Muslim male scholars interpret Islam and the teachings of the Qur’an and the Hadiths from a male perspective. For example, women cannot ask for a divorce or have a say in whether or not her husband marries another wife, this is not according to the teachings of Islam but is widely believed to be a fundamental ideology of Islam rather than a global system of patriarchy.
Western feminism revolves around the premise that men and women must be equal, but, as Mernissi purports, we are very different. That’s not to say that we don’t deserve equal rights , but in early waves of Western feminism, especially around the 1980’s and 90’s it was widely believed that gender inequality was the main issue faced by women in developing countries, that patriarchal power takes priority in the analysis of women’s status, even over other marginalising forces, and that categories such as race and class are less important than gender.2
What Mernissi is getting at is that equality without acknowledging the different life experiences of the group being marginalised can be oppressive in itself; we see this in phrases like “I don’t see colour” when discussing racism. When confronted with the idea of a mass sisterhood fighting for equality, that “equality” often drowns out the voices of non-white women. This system doesn’t acknowledge systems of colonisation, capitalism, and the way modern proxy wars have dehumanised non-Western women, decentralising their voices, their culture, and their own interpretations of feminism.
Mernissi points out the internalised misogyny some Western female liberation movements have, and we still see it today. For example, a hijab, a headscarf devout Muslim women wear, is considered oppressive for many Western feminists, while movements like #Freethenipple are centred around choice. But that choice seems to be a one-way street.

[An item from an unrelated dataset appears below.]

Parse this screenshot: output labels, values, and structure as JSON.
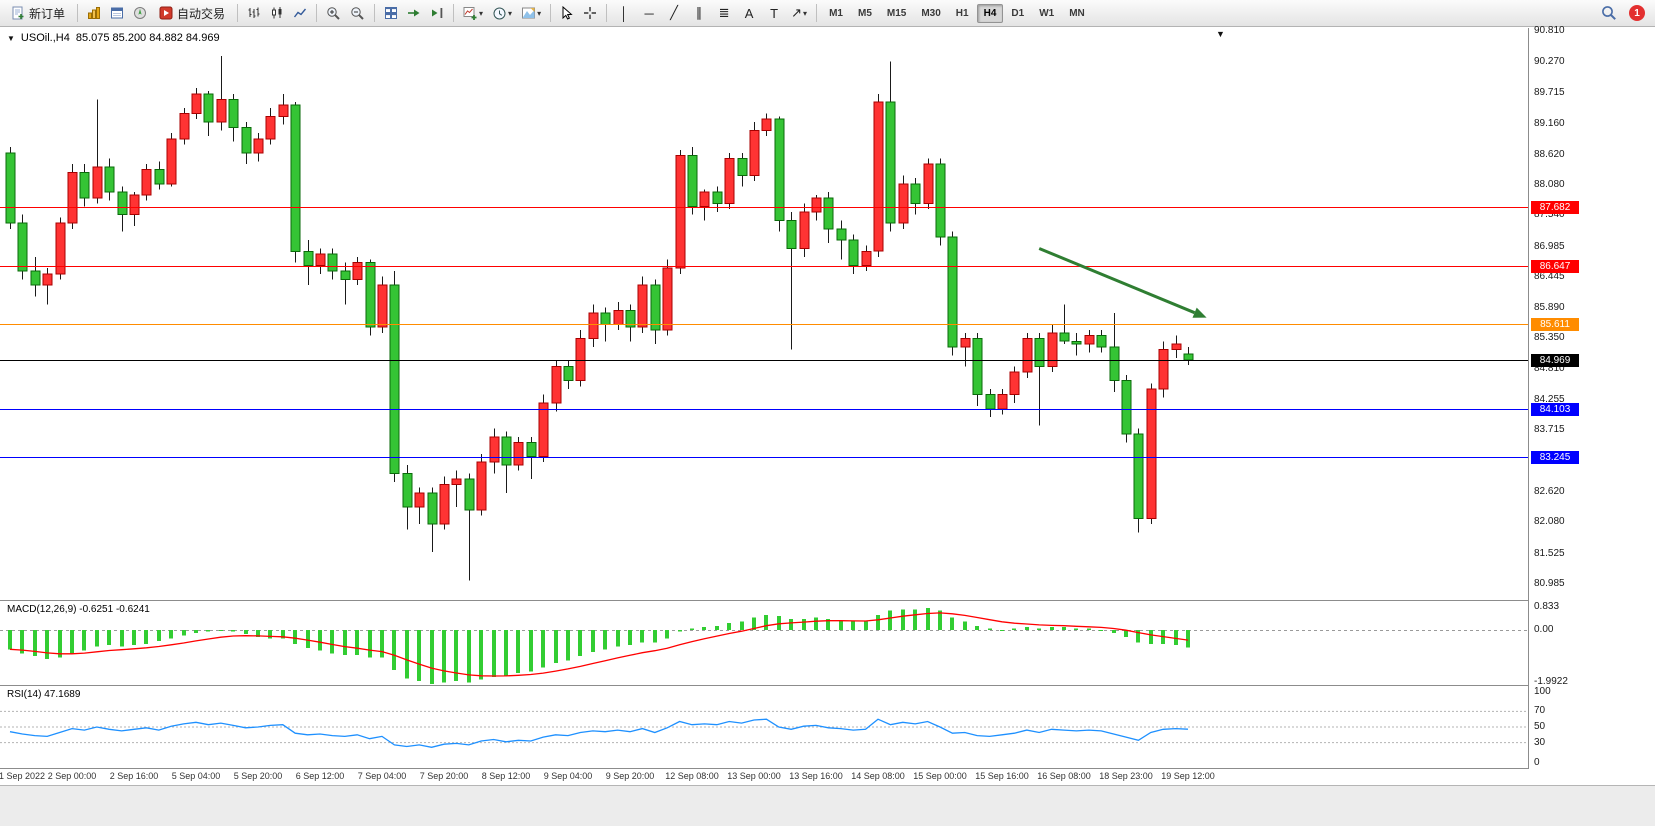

Islam is portrayed as a harmful religion that has brainwashed any practising Muslim woman to the same ideals, but the Veil that needs to be lifted here are the social stereotypes surrounding Islam. Muslim women in France still face persecution for wearing a Hijab, Niqab, Burkini, in a supposedly secular country, and sector’s known as “Muslim quarters” in French cities face heavy police presence and constant state-sanctioned harassment.3
Mernissi’s acknowledgment about how Muslim women are left out of specific conversations is refreshing for someone who grew up Muslim; because the historical, social, political and economic tale and plight as a Muslim woman is unknown to anyone who is not a Muslim woman. So, while Muslim men who fail to push female narratives, tales and even perspectives (explicitly concerning the Qur’an) are scrutinised, Western feminists who fail to include Muslim women’s voices in their fight for liberation are also wrong.
In 1970, Mernissi was extremely controversial, but now, Muslim women are creating a feminism that takes into account their cultural experiences, upbringing, and their personal voice.4
Mernissi, Fatima. Beyond the Veil Male-Female Dynamics in Modern Muslim Society. London Saqi Books, 2011.